Het hof ziet geen aanleiding om het griffierecht te laten vergoeden.

Ten aanzien van de proceskosten

4.11.

Het hof acht geen redenen aanwezig voor een veroordeling in de proceskosten als bedoeld in artikel 8:75 Algemene wet bestuursrecht.

5Beslissing

Het hof

  • verklaart het hoger beroep ongegrond, en

  • bevestigt de uitspraak van de rechtbank.

De uitspraak is gedaan door L.B.M. Klein Tank, voorzitter, T.A. Gladpootjes en D.A. Hofland, in tegenwoordigheid van I.H.M. Fluitsma, als griffier.

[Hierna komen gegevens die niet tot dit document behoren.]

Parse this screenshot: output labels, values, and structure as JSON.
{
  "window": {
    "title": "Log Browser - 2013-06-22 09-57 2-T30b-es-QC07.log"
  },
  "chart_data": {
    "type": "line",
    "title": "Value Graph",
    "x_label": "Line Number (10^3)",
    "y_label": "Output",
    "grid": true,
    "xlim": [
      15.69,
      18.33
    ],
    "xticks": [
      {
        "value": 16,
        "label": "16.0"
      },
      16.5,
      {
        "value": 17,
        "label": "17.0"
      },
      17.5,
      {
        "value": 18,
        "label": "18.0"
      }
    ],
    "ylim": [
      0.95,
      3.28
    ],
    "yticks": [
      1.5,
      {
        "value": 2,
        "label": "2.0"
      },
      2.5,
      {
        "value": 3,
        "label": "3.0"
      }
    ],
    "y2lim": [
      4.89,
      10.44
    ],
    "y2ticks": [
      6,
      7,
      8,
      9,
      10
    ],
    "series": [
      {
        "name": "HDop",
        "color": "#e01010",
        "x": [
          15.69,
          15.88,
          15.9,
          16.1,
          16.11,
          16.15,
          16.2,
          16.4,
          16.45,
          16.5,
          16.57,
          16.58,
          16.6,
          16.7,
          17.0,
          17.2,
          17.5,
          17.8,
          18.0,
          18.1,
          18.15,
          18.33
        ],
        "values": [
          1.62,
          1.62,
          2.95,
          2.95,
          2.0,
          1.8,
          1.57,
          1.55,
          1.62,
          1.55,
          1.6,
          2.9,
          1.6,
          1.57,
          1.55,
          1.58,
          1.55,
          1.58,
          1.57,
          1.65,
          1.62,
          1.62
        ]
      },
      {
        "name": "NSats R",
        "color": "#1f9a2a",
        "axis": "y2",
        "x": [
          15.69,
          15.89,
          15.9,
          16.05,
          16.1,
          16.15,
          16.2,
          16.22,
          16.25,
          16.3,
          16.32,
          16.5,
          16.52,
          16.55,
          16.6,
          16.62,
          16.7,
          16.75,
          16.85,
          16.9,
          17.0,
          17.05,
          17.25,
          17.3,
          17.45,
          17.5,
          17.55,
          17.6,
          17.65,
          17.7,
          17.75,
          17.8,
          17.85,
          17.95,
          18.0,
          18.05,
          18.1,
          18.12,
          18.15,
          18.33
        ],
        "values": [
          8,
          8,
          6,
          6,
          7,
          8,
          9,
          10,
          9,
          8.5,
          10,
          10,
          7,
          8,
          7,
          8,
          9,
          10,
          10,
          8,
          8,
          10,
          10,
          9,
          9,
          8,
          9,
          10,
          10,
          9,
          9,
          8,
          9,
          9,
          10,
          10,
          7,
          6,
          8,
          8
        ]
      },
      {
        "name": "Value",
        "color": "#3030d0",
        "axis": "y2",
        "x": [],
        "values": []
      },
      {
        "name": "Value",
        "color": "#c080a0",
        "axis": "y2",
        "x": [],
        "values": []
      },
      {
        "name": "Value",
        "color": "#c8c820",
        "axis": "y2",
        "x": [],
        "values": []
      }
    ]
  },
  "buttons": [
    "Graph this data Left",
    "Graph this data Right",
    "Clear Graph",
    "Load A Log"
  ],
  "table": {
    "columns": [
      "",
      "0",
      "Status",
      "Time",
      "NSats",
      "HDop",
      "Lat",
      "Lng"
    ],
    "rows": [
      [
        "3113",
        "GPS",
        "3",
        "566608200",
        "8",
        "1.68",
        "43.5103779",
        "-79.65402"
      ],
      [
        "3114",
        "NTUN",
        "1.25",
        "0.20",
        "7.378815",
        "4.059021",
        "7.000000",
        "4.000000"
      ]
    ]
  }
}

De beslissing is in het openbaar uitgesproken op 11 februari 2021 en afschriften van de uitspraak zijn op die datum aangetekend aan partijen verzonden.

Het aanwenden van een rechtsmiddel

Tegen deze uitspraak kunnen beide partijen binnen zes weken na de verzenddatum beroep in cassatie instellen bij de Hoge Raad der Nederlanden via het webportaal van de Hoge Raad www.hogeraad.nl.

Bepaalde personen die niet worden vertegenwoordigd door een gemachtigde die beroepsmatig rechtsbijstand verleent, mogen per post beroep in cassatie instellen. Dit zijn natuurlijke personen en verenigingen waarvan de statuten niet zijn opgenomen in een notariële akte. Als zij geen gebruik willen maken van digitaal procederen kunnen deze personen het beroepschrift in cassatie sturen aan de Hoge Raad der Nederlanden (belastingkamer), postbus 20303, 2500 EH Den Haag. Alle andere personen en gemachtigden die beroepsmatig rechtsbijstand verlenen, zijn in beginsel verplicht digitaal te procederen (zie www.hogeraad.nl).

Bij het instellen van beroep in cassatie moet het volgende in acht worden genomen:

  1. Bij het beroepschrift wordt een afschrift van deze uitspraak overgelegd.

  2. (Alleen bij procederen op papier) het beroepschrift moet ondertekend zijn;

  3. Het beroepschrift moet ondertekend zijn en ten minste het volgende vermelden:

  1. de naam en het adres van de indiener;

  2. de dagtekening;

  3. een omschrijving van de uitspraak waartegen het beroep in cassatie is gericht;

  4. e gronden van het beroep in cassatie.

Voor het instellen van beroep in cassatie is griffierecht verschuldigd. Na het instellen van beroep in cassatie ontvangt de indiener een nota griffierecht van de griffier van de Hoge Raad.

In het cassatieberoepschrift kan de Hoge Raad verzocht worden om de andere partij te veroordelen in de proceskosten.

1

Artikel 224, lid 2, Gemeentewet.

2

Hoge Raad 26 november 2004, ECLI:NL:HR:2004:AR6481.